Crate entelix_tokenizer_tiktoken 

Source
Expand description

§entelix-tokenizer-tiktoken

Vendor-accurate TokenCounter for OpenAI’s BPE tokenizer family — cl100k_base, o200k_base, p50k_base, r50k_base. Wraps tiktoken-rs with eager BPE preload at construction so the per-call count stays synchronous per the TokenCounter contract.

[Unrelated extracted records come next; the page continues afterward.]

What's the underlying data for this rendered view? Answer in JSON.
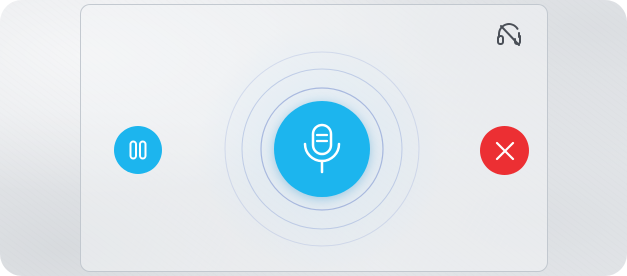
{
  "voice_widget": {
    "state": "listening",
    "colors": {
      "accent": "#1cb5ee",
      "danger": "#ec2f33",
      "ring": "#8fa3d6",
      "icon_dark": "#4a4f57",
      "icon_light": "#ffffff"
    },
    "controls": {
      "pause": {
        "icon": "pause-icon"
      },
      "microphone": {
        "icon": "microphone-icon"
      },
      "close": {
        "icon": "close-icon"
      },
      "headset": {
        "icon": "headset-off-icon"
      }
    }
  }
}
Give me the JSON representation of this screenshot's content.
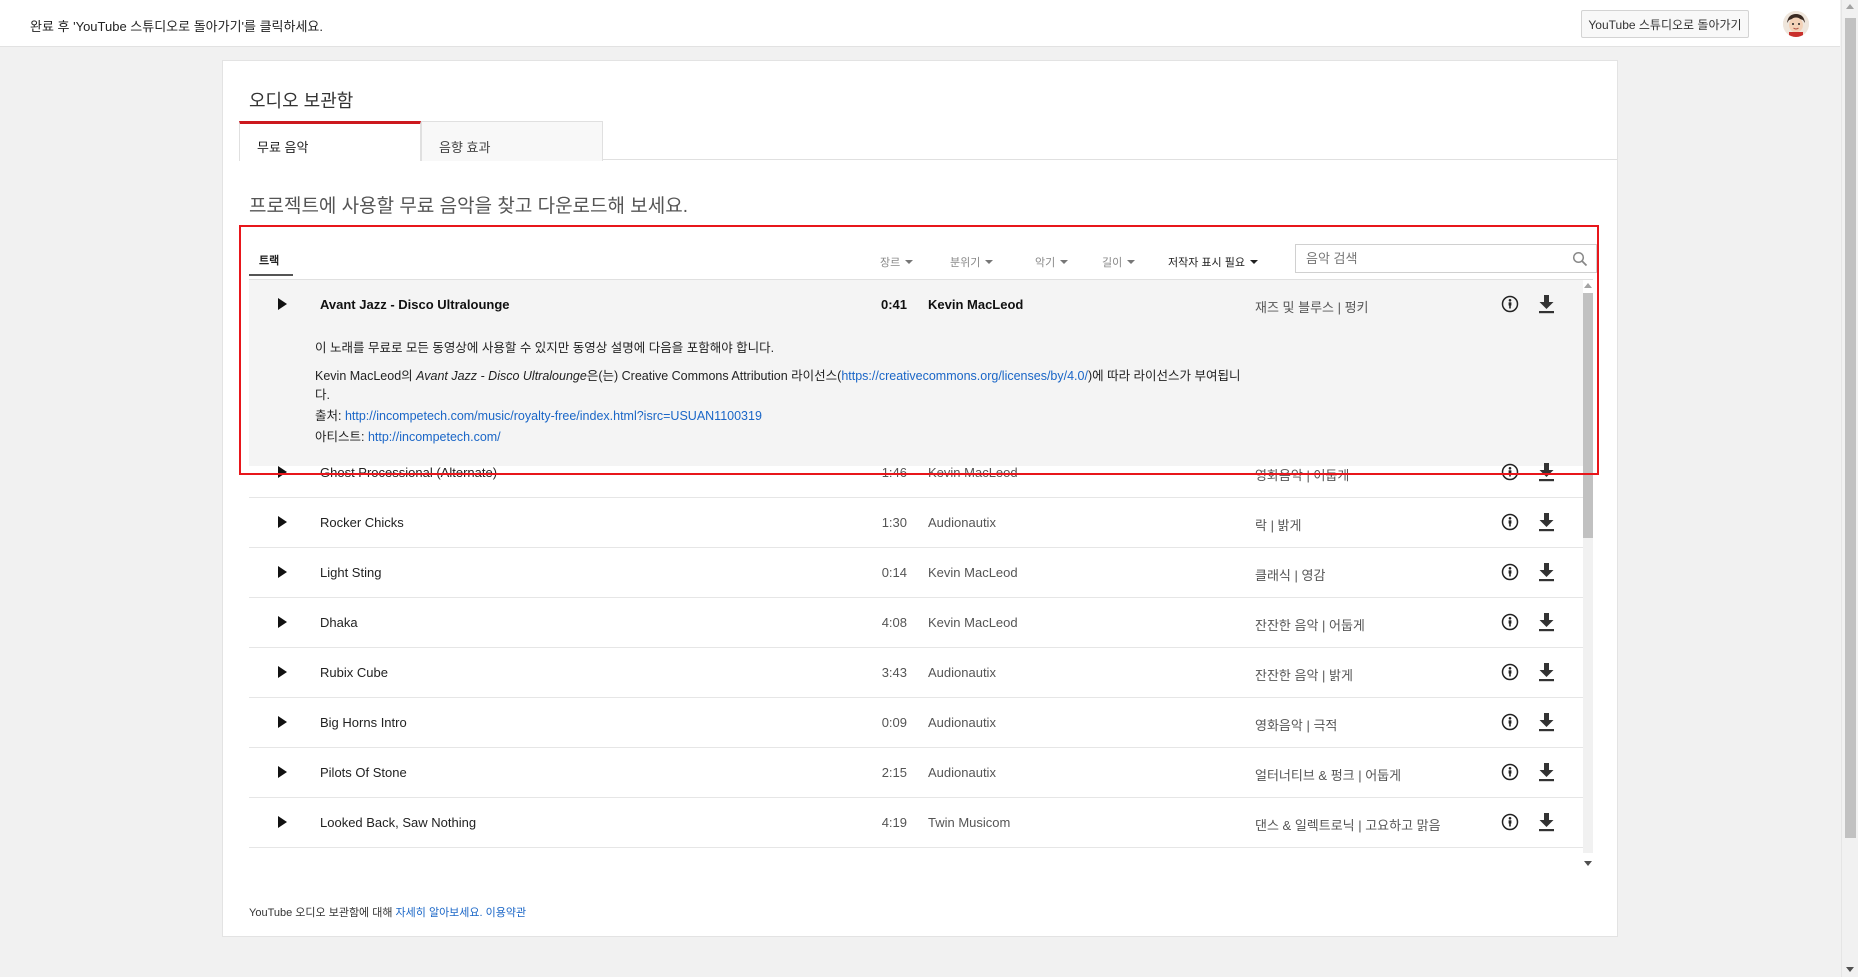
{
  "topbar": {
    "notice": "완료 후 'YouTube 스튜디오로 돌아가기'를 클릭하세요.",
    "return_button": "YouTube 스튜디오로 돌아가기"
  },
  "card": {
    "title": "오디오 보관함",
    "tabs": [
      {
        "label": "무료 음악",
        "active": true
      },
      {
        "label": "음향 효과",
        "active": false
      }
    ],
    "subtitle": "프로젝트에 사용할 무료 음악을 찾고 다운로드해 보세요."
  },
  "filters": {
    "tracks_tab": "트랙",
    "genre": "장르",
    "mood": "분위기",
    "instrument": "악기",
    "duration": "길이",
    "attribution": "저작자 표시 필요",
    "search_placeholder": "음악 검색"
  },
  "tracks": [
    {
      "title": "Avant Jazz - Disco Ultralounge",
      "duration": "0:41",
      "artist": "Kevin MacLeod",
      "genre": "재즈 및 블루스 | 펑키",
      "expanded": true
    },
    {
      "title": "Ghost Processional (Alternate)",
      "duration": "1:46",
      "artist": "Kevin MacLeod",
      "genre": "영화음악 | 어둡게"
    },
    {
      "title": "Rocker Chicks",
      "duration": "1:30",
      "artist": "Audionautix",
      "genre": "락 | 밝게"
    },
    {
      "title": "Light Sting",
      "duration": "0:14",
      "artist": "Kevin MacLeod",
      "genre": "클래식 | 영감"
    },
    {
      "title": "Dhaka",
      "duration": "4:08",
      "artist": "Kevin MacLeod",
      "genre": "잔잔한 음악 | 어둡게"
    },
    {
      "title": "Rubix Cube",
      "duration": "3:43",
      "artist": "Audionautix",
      "genre": "잔잔한 음악 | 밝게"
    },
    {
      "title": "Big Horns Intro",
      "duration": "0:09",
      "artist": "Audionautix",
      "genre": "영화음악 | 극적"
    },
    {
      "title": "Pilots Of Stone",
      "duration": "2:15",
      "artist": "Audionautix",
      "genre": "얼터너티브 & 펑크 | 어둡게"
    },
    {
      "title": "Looked Back, Saw Nothing",
      "duration": "4:19",
      "artist": "Twin Musicom",
      "genre": "댄스 & 일렉트로닉 | 고요하고 맑음"
    }
  ],
  "details": {
    "intro": "이 노래를 무료로 모든 동영상에 사용할 수 있지만 동영상 설명에 다음을 포함해야 합니다.",
    "license_prefix": "Kevin MacLeod의 ",
    "license_title": "Avant Jazz - Disco Ultralounge",
    "license_mid": "은(는) Creative Commons Attribution 라이선스(",
    "license_link": "https://creativecommons.org/licenses/by/4.0/",
    "license_suffix": ")에 따라 라이선스가 부여됩니",
    "license_wrap": "다.",
    "source_label": "출처: ",
    "source_link": "http://incompetech.com/music/royalty-free/index.html?isrc=USUAN1100319",
    "artist_label": "아티스트: ",
    "artist_link": "http://incompetech.com/"
  },
  "footer": {
    "text": "YouTube 오디오 보관함에 대해 ",
    "learn_more": "자세히 알아보세요.",
    "terms": "이용약관"
  },
  "colors": {
    "accent_red": "#cc181e",
    "highlight_red": "#e8161b",
    "link_blue": "#1a66c7"
  }
}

§Encoding to model mapping

The mapping is left to operators by design — OpenAI changes it over time, and accidentally pinning a stale mapping silently miscounts without surfacing a build failure. Pick the encoding for your target model and the wrapper preloads the matching BPE tables.

§Why eager preload

The TokenCounter trait is intentionally synchronous — counters get called from inside hot dispatch paths (pre-flight RunBudget checks, splitter sizing) where awaiting on a lazy table-load introduces unbounded latency. TiktokenCounter therefore loads the BPE tables eagerly inside TiktokenCounter::for_encoding and caches them behind an Arc. Cloning a TiktokenCounter is cheap; loading a fresh one re-parses the embedded tables so prefer clone for fan-out.

Structs§

TiktokenCounter
TokenCounter impl backed by tiktoken-rs.

Enums§

TiktokenEncoding
OpenAI BPE encoding family. Pick the variant matching the target model — see the crate-level docs for the model-to-encoding table.
TiktokenError
Errors raised when constructing a TiktokenCounter.